Running Qwen3 on your macbook, using MLX, to vibe code for free

Local Qwen3 “vibe coding” setup

  • Thread centers on running Qwen3-30B locally on Apple Silicon via MLX and using Localforge as an autonomous coding agent.
  • Agent can run inside a project folder, execute shell commands, inspect files, and iterate similarly to Claude Code.
  • Tool calling quality varies by size: 8B is described as poor, 30B “OK but random” and needs robust wrappers.

Model quality and coding ability

  • Some find Qwen3-30B-A3B “very impressive” and close to frontier models for general tasks, especially with proper sampling params.
  • Others report serious issues for coding: loops, forgetting the task, getting stuck on repeated tool calls, or failing on modest prompts.
  • Several commenters say Qwen3 is not yet reliable for serious coding; recommend Qwen2.5-32B, Cogito-32B, GLM-32B, or cloud models (Claude, Gemini, Sonnet).
  • Sub-1B and 4B variants: 0.6B is seen as useful for simple extraction or draft/speculative decoding; 4B fares surprisingly well for lightweight tasks.

Performance, RAM, and hardware

  • Rule-of-thumb cited: ~1 GB RAM per billion params for 8‑bit; 4–6 bit quantization dramatically lowers that.
  • 24 GB Macs struggle with 27B; 32–64 GB can run 27–30B but may crowd out other apps.
  • Reported speeds: 30B around 40–70 tok/s on high-end M1/M3 Max with Q4 quant; ~15 tok/s on RTX 3060 or M4 Air; 20 GB VRAM typical for 30B Q4.
  • 16 GB Macs are advised to stick to ~12B quantized models.

MLX, Ollama, and MPS

  • MLX is praised as Apple-Silicon–optimized, faster and more efficient than GGUF-on-GPU; uses Apple’s MPS stack under the hood.
  • Ollama supports Qwen3 but is reported slower for 30B; users suggest llama.cpp (with recent commits) or LM Studio with MLX backend.
  • One gotcha: MLX setup requires the exact model name (e.g., mlx-community/Qwen3-30B-A3B-8bit) or downloads will 404.

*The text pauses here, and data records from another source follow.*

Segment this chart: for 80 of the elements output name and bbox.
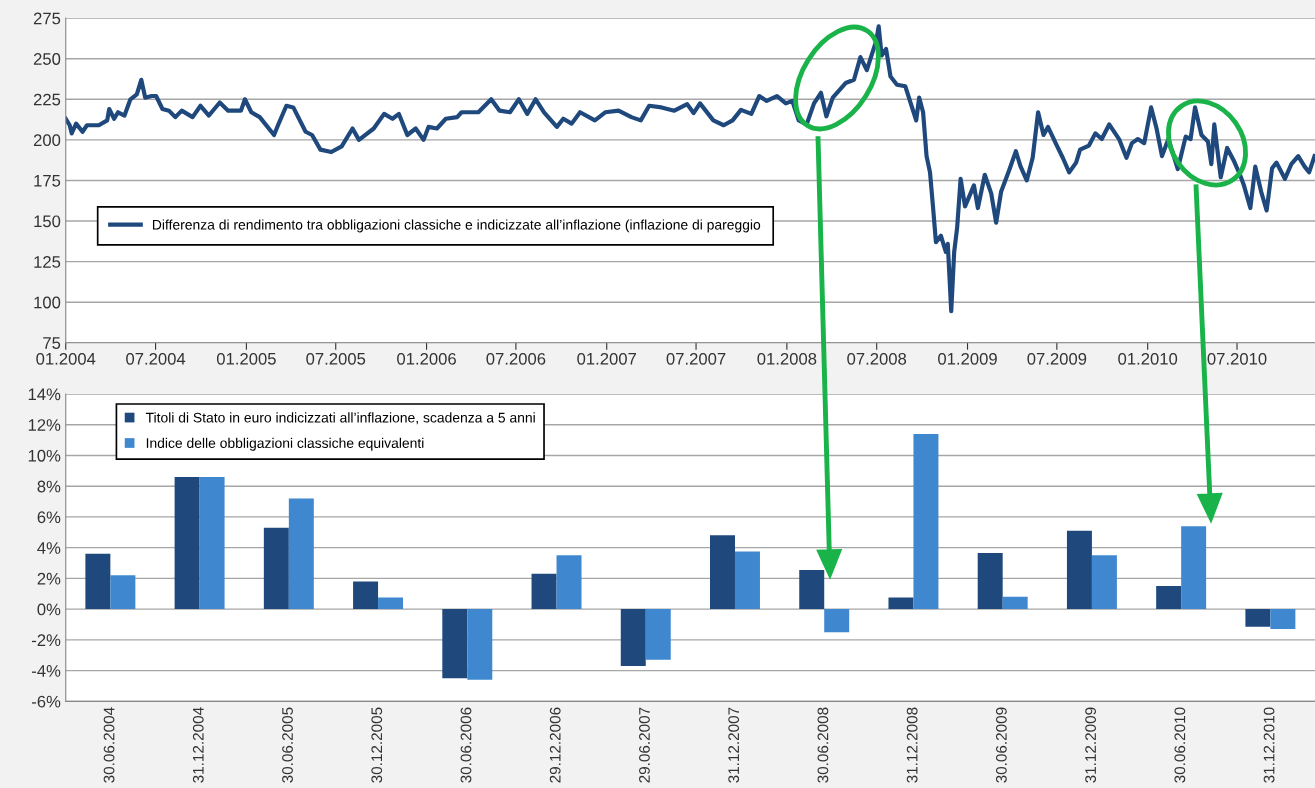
- y-tick-label: -4%: [31, 665, 61, 677]
- bar: [1156, 586, 1182, 610]
- x-tick-label: 31.12.2010: [1263, 707, 1275, 783]
- x-tick-label: 01.2009: [938, 352, 997, 365]
- y-tick-label: 100: [34, 296, 61, 309]
- bar: [1181, 526, 1207, 610]
- x-tick-label: 29.06.2007: [639, 707, 650, 783]
- y-tick-label: -6%: [31, 695, 61, 708]
- y-tick-label: 175: [34, 175, 61, 187]
- bar: [888, 597, 914, 610]
- x-tick-label: 31.12.2009: [1085, 707, 1097, 783]
- x-tick-label: 30.06.2008: [817, 707, 829, 783]
- bar: [174, 476, 200, 610]
- bar: [824, 609, 850, 633]
- y-tick-label: 250: [33, 53, 61, 65]
- bar: [467, 609, 493, 680]
- x-tick-label: 01.2008: [757, 352, 817, 365]
- x-tick-label: 30.12.2005: [371, 707, 383, 783]
- x-tick-label: 07.2005: [306, 352, 366, 365]
- bar: [556, 555, 582, 610]
- y-tick-label: 150: [34, 215, 61, 228]
- bar: [531, 573, 557, 610]
- bar: [353, 581, 379, 610]
- legend-label: Indice delle obbligazioni classiche equivalenti: [146, 437, 424, 451]
- bar: [645, 609, 671, 660]
- bar: [288, 498, 314, 610]
- bar: [1091, 555, 1117, 610]
- x-tick-label: 07.2004: [126, 352, 186, 365]
- y-tick-label: 14%: [28, 388, 61, 401]
- bar: [85, 553, 111, 610]
- y-tick-label: 75: [43, 337, 61, 349]
- x-tick-label: 30.06.2004: [103, 707, 115, 783]
- bar: [710, 535, 735, 610]
- bar: [913, 433, 939, 610]
- bar: [199, 476, 225, 610]
- line-series: [65, 24, 1315, 314]
- x-tick-label: 07.2009: [1027, 352, 1087, 365]
- y-tick-label: 10%: [28, 449, 61, 462]
- x-tick-label: 31.12.2008: [906, 707, 918, 783]
- x-tick-label: 29.12.2006: [549, 707, 561, 783]
- bar: [442, 609, 468, 679]
- x-tick-label: 30.06.2009: [995, 707, 1007, 783]
- x-tick-label: 01.2006: [397, 352, 456, 365]
- y-tick-label: 12%: [28, 419, 61, 431]
- x-tick-label: 01.2005: [216, 352, 276, 365]
- y-tick-label: 8%: [37, 480, 61, 493]
- x-tick-label: 30.06.2010: [1174, 707, 1186, 783]
- y-tick-label: 225: [33, 93, 61, 106]
- y-tick-label: 6%: [37, 511, 61, 524]
- y-tick-label: 0%: [37, 603, 61, 616]
- bar: [110, 575, 136, 610]
- y-tick-label: 200: [33, 134, 61, 147]
- bar: [734, 551, 760, 610]
- x-tick-label: 31.12.2007: [728, 707, 740, 783]
- bar: [263, 527, 289, 610]
- legend-label: Titoli di Stato in euro indicizzati all’inflazione, scadenza a 5 anni: [145, 412, 535, 425]
- bar: [620, 609, 646, 666]
- bar: [378, 597, 404, 610]
- y-tick-label: 2%: [37, 572, 61, 585]
- x-tick-label: 01.2010: [1118, 352, 1178, 365]
- y-tick-label: 4%: [37, 542, 61, 554]
- x-tick-label: 01.2007: [577, 352, 636, 365]
- bar: [799, 569, 825, 610]
- x-tick-label: 07.2006: [486, 352, 546, 365]
- x-tick-label: 01.2004: [36, 352, 96, 365]
- x-tick-label: 07.2007: [666, 352, 726, 365]
- x-tick-label: 07.2010: [1207, 352, 1267, 365]
- y-tick-label: 125: [34, 256, 61, 268]
- x-tick-label: 30.06.2006: [460, 707, 472, 783]
- bar: [1270, 609, 1296, 630]
- x-tick-label: 07.2008: [847, 352, 907, 365]
- x-tick-label: 31.12.2004: [192, 707, 204, 783]
- y-tick-label: 275: [33, 12, 61, 25]
- bar: [1002, 596, 1028, 610]
- legend-label: Differenza di rendimento tra obbligazioni classiche e indicizzate all’inflazione (inflazione di pareggio: [152, 219, 761, 233]
- y-tick-label: -2%: [31, 634, 61, 646]
- bar: [1066, 530, 1092, 610]
- x-tick-label: 30.06.2005: [282, 707, 293, 783]
- bar: [977, 553, 1003, 610]
- bar: [1245, 609, 1271, 627]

Local vs cloud tradeoffs & use cases

  • Many enjoy that local models are now “usable” on personal machines and improving over time, though still behind frontier models for coding and factual accuracy.
  • Reasons to run local: data sovereignty, offline use, experimentation, and avoiding detection of AI usage.
  • Others argue that for professional coding, paying for top-tier cloud models is still worth it.

Orchestration, agents, and MCP

  • Interest in a central proxy that normalizes access to multiple LLMs and logs all calls; LiteLLM, OpenRouter, Opik, and Simon Willison’s LLM tool are suggested.
  • MCP + Ollama bridges are mentioned for combining local models with tool servers and IDEs.
  • Localforge’s multi-agent story: users must explicitly choose agents; routing is implemented via function calls and an “expert model” defined in the system prompt, not automatic.

“Vibe coding” discussion & meta

  • “Vibe coding” is discussed as AI-driven development where users accept code they don’t fully understand, largely via prompt iteration.
  • Some are amused or concerned about its implications for careers; others say tools are still far from replacing developers, especially for refactoring and adhering to existing architectures.
  • A side thread debates disclosure: some see the post as stealth promotion for Localforge and argue the relationship should be clearly stated, even for open-source projects.